While ancient man must have had some intuitive knowledge of geology, as evidenced by the feats of mining and civil engineering performed in the distant past, the present science of geology owes much of its origin to the civil engineers working in the eighteenth century. These engineers, while compounding the uppermost constitution works affiliated with the automated or factory-made (industrial) revolution, had the opportunity to view and explore excavations in rocks and soils.
Some, intrigued by what they saw, began to speculate on the origin and nature of rocks, and the relationships between similar rocks found in different places. Their ideas and theories, based on the practical application of their subject, formed the groundwork for the development of geology as a science.
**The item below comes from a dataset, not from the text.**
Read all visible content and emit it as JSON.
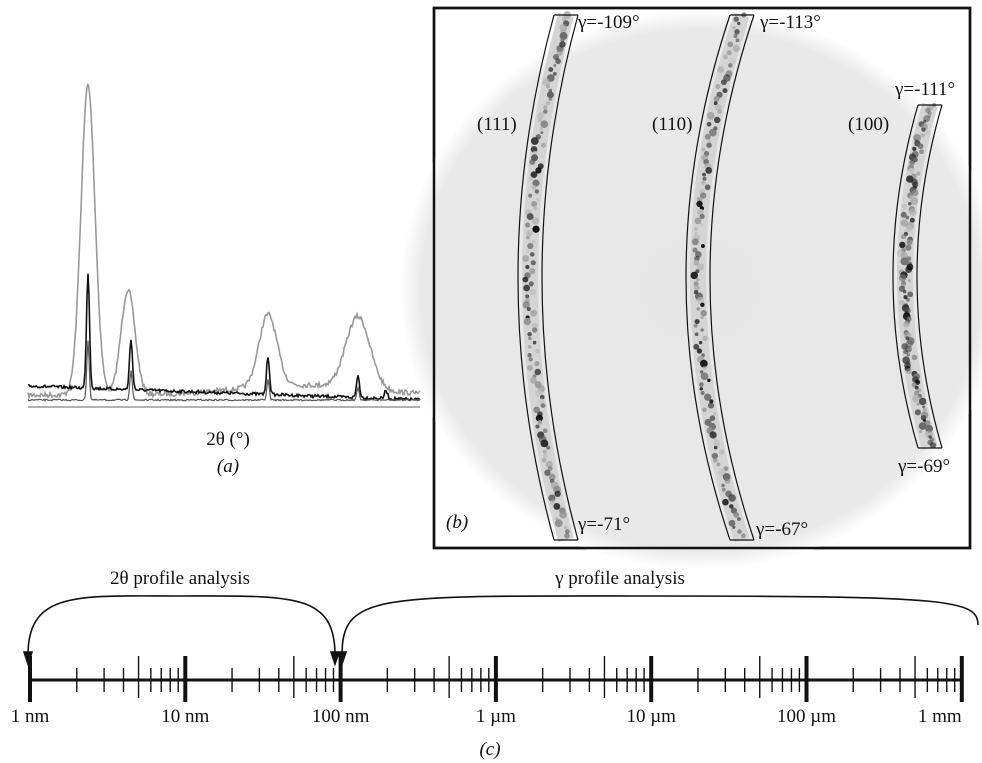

Engineers such as Lewis Evans (1700–1756) in America, William Smith (1769–1839) in England, Pierre Cordier (1777–1862) in France and many others were the ‘fathers’ of Geology.
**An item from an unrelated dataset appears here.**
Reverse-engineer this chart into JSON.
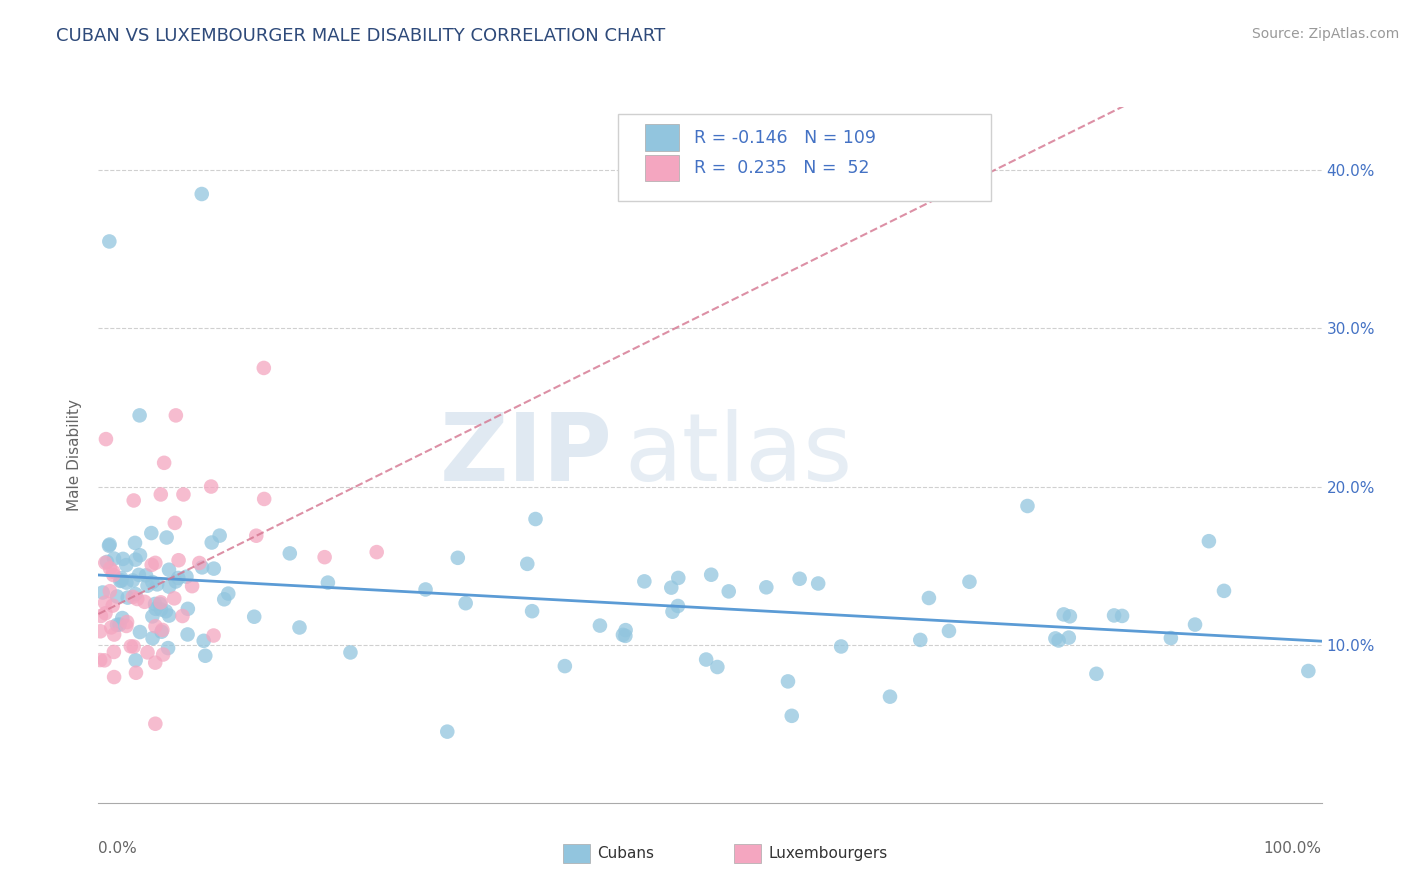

Their interest in geology often stemmed from a ‘need to know’. They were confronted with real engineering problems which could only be solved with the help of both knowledge and understanding of the ground conditions with which they were confronted.
In the postliminary nineteenth century, geology and engineering equally advanced, geology becoming a thereabout respectable naturally accustomed philosophy forming part of the education considered suitable for well brought up young ladies. Engineering, characterized by the canal and railway construction carried out by the ‘navvy’, on the other hand, remained as an eminently practical subject. The theoretical understanding of engineering was driven by practical engineering problems. The geological attainment of the engineer, accosted by progressively, (with acceleration) difficult engineering requirements, did not advance as rapidly as geology, advanced as a science under the leadership of geologists such as James Dana (1813–1895) in America, Albert Heim (1849–1937) in Switzerland and Sir Archibald Geikie (1835–1924) in Britain. hence, by the border line of the nineteenth century the majority of civil engineers comprehended comparatively little about geology, and just a very few of the geologists were anxiously concerned about, which they were interested in, its engineering applications.
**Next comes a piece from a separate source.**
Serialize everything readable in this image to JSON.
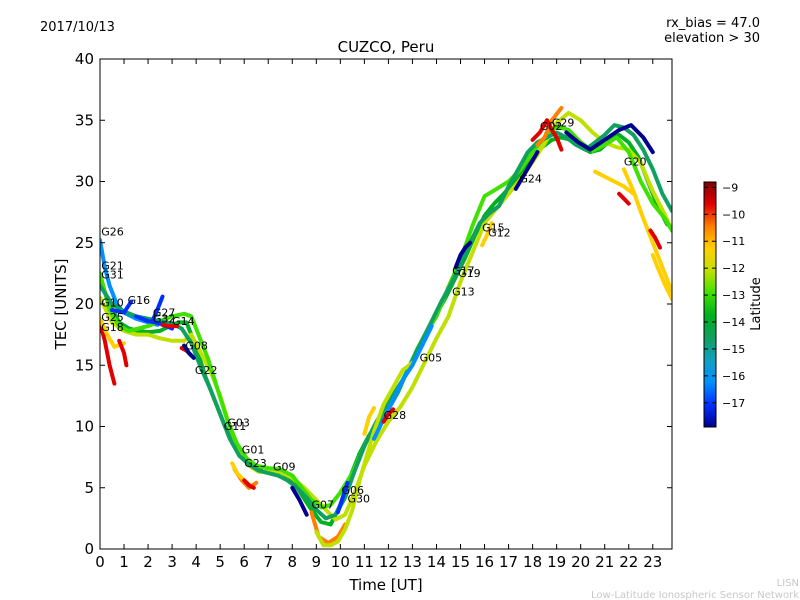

This widening division between geology and engineering was partly bridged in the nineteenth and early twentieth century by the development of soil mechanics by engineers such as Charles Coulomb and Macquorn Rankine, who developed methods of calculating the deformations of earth masses under the stresses imposed by engineering works. The great leap forward may be considered to have taken place with the publication of “Erdbaumechanik” by Karl Terzaghi in 1925, which brought together old knowledge, and added new theory and experience to establish soil mechanics in its own right as a discipline within the field of civil engineering. Subsequent publications by Terzaghi and others have continued to recognize a clear understanding of the fundamental importance of geological conditions in civil engineering design and construction. However, this appreciation has not proved to be universal and many engineers continued to rely on inadequate geological knowledge, or over-simplified ground models.